Unlike other countries, the Nigerian Federal Ministry of Education’s school-closure directive did not come with any clear-cut policy measures on how to mitigate learning disruptions for children or how to address the digital divide.
It follows that education is not paramount to the Nigerian government at this time. The only well-documented response is the Nigeria Education in Emergency Working Group (NWiWwg) Strategy published on April 7th. The objective of the strategy is to mitigate the negative impact of school closures on students and teachers in North-East Nigeria.
While government efforts in the health and economic sectors must be commended, ignoring the education sector would be disastrous. As emphasised by UNESCO, temporary school closures come with high social and economic costs, with severe impact on children from disadvantaged backgrounds.
Children on the higher end of the socio-economic spectrum may experience less disruption to their learning because their private schools are well-equipped with ICT infrastructure and they can afford remote learning resources at home. The majority that would be left struggling are the students from vulnerable and disadvantaged backgrounds, who do not have access to computers and other devices outside school. In many cases, these children live in communities with poor or non-existent internet connectivity and unreliable power supply. Inevitably, this digital divide will exacerbate the learning disparities among these children.

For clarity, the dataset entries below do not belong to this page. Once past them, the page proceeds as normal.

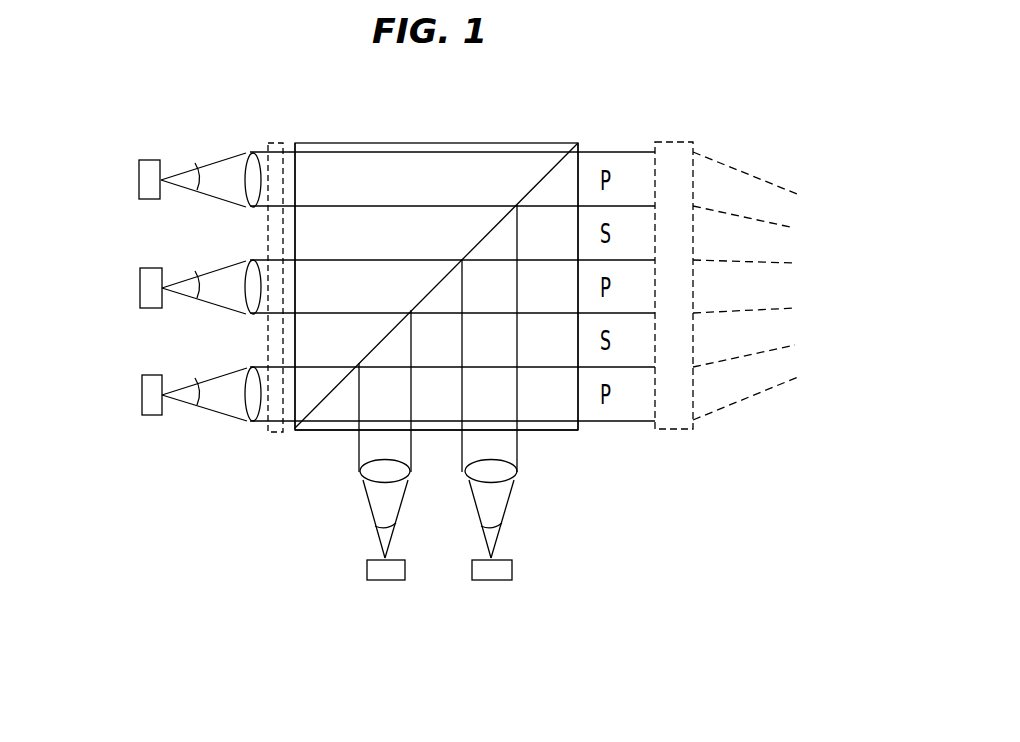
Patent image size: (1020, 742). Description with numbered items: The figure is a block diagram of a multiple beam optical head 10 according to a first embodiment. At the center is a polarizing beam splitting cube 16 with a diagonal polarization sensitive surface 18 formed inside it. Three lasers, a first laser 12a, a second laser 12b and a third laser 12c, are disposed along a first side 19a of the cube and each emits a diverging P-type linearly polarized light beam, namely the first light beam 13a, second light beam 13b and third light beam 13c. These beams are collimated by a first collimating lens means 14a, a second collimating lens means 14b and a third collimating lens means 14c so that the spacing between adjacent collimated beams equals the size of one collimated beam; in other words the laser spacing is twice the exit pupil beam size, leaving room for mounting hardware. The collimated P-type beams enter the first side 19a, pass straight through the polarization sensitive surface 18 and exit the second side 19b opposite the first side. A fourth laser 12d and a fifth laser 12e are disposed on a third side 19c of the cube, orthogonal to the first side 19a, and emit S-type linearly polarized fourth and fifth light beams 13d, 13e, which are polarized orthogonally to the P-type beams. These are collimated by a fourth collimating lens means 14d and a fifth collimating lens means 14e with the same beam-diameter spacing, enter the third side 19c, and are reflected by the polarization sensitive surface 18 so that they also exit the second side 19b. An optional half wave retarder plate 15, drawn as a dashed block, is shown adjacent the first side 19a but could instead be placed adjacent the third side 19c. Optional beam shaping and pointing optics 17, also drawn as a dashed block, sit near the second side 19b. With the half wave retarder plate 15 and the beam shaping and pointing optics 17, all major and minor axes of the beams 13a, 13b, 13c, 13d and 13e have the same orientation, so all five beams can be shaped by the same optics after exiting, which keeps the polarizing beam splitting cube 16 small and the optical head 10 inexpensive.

The multiple beam optical head 10 is at (382, 107).
The first laser 12a is at (139, 178).
The second laser 12b is at (140, 286).
The third laser 12c is at (142, 394).
The fourth laser 12d is at (385, 580).
The fifth laser 12e is at (491, 580).
The first light beam 13a is at (203, 161).
The second light beam 13b is at (203, 269).
The third light beam 13c is at (203, 376).
The fourth light beam 13d is at (373, 520).
The fifth light beam 13e is at (479, 520).
The first collimating lens means 14a is at (245, 167).
The second collimating lens means 14b is at (245, 275).
The third collimating lens means 14c is at (246, 382).
The fourth collimating lens means 14d is at (366, 485).
The fifth collimating lens means 14e is at (472, 485).
The half wave retarder plate 15 is at (270, 435).
The polarizing beam splitting cube 16 is at (471, 143).
The beam shaping and pointing optics 17 is at (680, 142).
The polarization sensitive surface 18 is at (555, 167).
The first side 19a is at (293, 142).
The second side 19b is at (580, 162).
The third side 19c is at (562, 432).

Temporary school closures mean educators, funders and policymakers are rethinking the way education is delivered and accessed by students. In China, for instance, governments are providing computers to students from low-income households and offering mobile data packages and telecommunication subsidies. In France, efforts are being made to lend devices to students who do not have access to computers. Similarly, Portugal is partnering with postal services to deliver working sheets to students who do not have access to the internet at home.
In Nigeria, state governments (e.g. Ogun and Lagos) are adopting local media channels such as radio programmes to reach out to students in remote communities. The quality of such educational programmes, however, is not within the scope of this article.
The government could further mitigate the negative impacts of COVID-19 on education by providing solar-powered educational devices, pre-loaded with offline academic resources, to students in disadvantaged and vulnerable communities, such as the tablets used in Sun Books project.
The Nigeria Education in Emergency Working Group (NWiWwg) Strategy could also be scaled-up to include other regions in the country. Of course, these policy measures would require significant financial investment, but such investment is worthwhile for the progress of the economy in the long-term. Looking ahead, it is pertinent to ensure #LearningNeverStops during this pandemic.